Obviously the same cannot be said about his political allies on the left, as I explained in detail here. But Barack Obama has stayed above board, which by the way, is quite presidential. And while he hasn't gone anywhere close to extremes to credit his predecessor in this particular incident, he has made appropriate and meaningful gestures in that regard.
Take for instance, Obama's invitation to former President Bush to join him today at Ground Zero in New York to mark the death of Osama bin Laden. Classy move. Politically motivated? I don't really care. It's a classy move. Unfortunately, President Bush decided to decline the invitation:
Former President George W. Bush will not be joining President Obama during a Thursday event at Ground Zero to mark the death of Osama bin Laden.
Obama had invited his predecessor to a ceremony at the site of 9/11 attacks in New York City.
Bush appreciates the invitation, "but has chosen in his post-presidency to remain largely out of the spotlight," said spokesman David Sherzer.
Sherzer added that Bush "continues to celebrate with all Americans this important victory in the war on terror."

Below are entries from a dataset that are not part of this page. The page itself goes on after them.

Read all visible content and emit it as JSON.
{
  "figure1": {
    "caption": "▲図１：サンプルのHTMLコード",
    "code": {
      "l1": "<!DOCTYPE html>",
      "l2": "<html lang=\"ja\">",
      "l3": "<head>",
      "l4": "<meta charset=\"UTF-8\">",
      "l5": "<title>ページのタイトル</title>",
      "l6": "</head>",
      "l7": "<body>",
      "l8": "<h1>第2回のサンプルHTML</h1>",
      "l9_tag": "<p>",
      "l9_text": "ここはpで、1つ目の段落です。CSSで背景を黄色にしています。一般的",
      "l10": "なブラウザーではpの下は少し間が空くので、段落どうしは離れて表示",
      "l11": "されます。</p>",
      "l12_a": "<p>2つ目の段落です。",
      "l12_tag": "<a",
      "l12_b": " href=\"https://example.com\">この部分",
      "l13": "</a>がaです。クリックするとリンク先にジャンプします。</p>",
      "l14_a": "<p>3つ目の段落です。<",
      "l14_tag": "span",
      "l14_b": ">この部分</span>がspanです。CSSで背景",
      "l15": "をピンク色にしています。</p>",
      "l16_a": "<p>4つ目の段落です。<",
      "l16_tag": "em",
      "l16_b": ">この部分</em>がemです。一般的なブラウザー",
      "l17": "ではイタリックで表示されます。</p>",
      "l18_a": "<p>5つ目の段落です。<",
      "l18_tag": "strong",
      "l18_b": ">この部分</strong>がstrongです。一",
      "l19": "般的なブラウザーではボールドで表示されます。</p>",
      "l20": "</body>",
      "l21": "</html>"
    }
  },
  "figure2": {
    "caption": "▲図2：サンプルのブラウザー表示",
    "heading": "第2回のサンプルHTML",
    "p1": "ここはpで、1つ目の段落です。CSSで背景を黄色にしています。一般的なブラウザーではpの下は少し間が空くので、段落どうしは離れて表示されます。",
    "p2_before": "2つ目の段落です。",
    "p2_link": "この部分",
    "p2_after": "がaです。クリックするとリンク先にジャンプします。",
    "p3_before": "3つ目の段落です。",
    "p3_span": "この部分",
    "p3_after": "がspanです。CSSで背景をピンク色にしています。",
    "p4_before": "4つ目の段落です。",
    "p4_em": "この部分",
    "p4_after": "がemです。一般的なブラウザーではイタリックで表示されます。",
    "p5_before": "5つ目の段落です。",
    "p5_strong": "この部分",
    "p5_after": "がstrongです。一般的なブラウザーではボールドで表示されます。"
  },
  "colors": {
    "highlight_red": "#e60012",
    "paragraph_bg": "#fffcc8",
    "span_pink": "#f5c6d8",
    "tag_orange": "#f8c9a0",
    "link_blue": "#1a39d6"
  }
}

I'm sure he does. But in my book, this is a trip the former president needs to make. Talking with a colleague today about the left's attempts to deny Bush any credit on the killing of bin Laden, he made the point that such complaints lose a little bit of muster when someone on the left like Obama does reach out to President Bush only to be rebuffed.
Perhaps Bush thinks this is going to be another Paul Ryan or Supreme Court justice moment - where President Obama invites his adversary to join him, only to rake them over the coals in front of millions while they're forced to sit there silently. I can't imagine that would be the case here...and even so, Bush should have gone.
Perhaps Bush thinks this would be hurtful to conservatives who can now take advantage of the left's politicizing of the bin Laden death, and he is staying away to prevent Obama from being able to have an image to use showing him as a "uniter." To me, that shouldn't matter...he should have gone.
Perhaps Bush is simply fed up with Barack Obama's behavior over the last two years of blaming him for anything and everything, and simply doesn't want to be around the guy. Understandable, but this is bigger than all that...and I think he should have gone.
Or perhaps the statement made from Mr. Sherzer is precisely his reasoning - he wants to stay out of the spotlight and not make this about him. Clearly President Bush has visited and grieved with 9/11 families. Clearly he is moved by this entire storyline.
So there is a high degree of likelihood the statement from his spokesman is the exact reason. And while that is something I can respect, this is one of those moments that I think the President has to put aside those feelings, honor the kind gesture of President Obama and go to the ceremony.
If someone wants to say that Obama's playing me for a fool because he is making public gestures like this as a sign of goodwill all while pulling strings behind the scene to have his underlings like Feinstein and Frank attempt to discredit Bush and the right, so be it. Until I have some sort of evidence for that, I am more than willing to give President Obama the benefit of the doubt on this one.
His gesture to George W. Bush was appropriate and fitting. It wasn't something he had to do or needed to do. But he did. And I think George Bush should have taken him up on the offer. It would have been a powerful sign of bipartisanship and unity that the country would benefit from.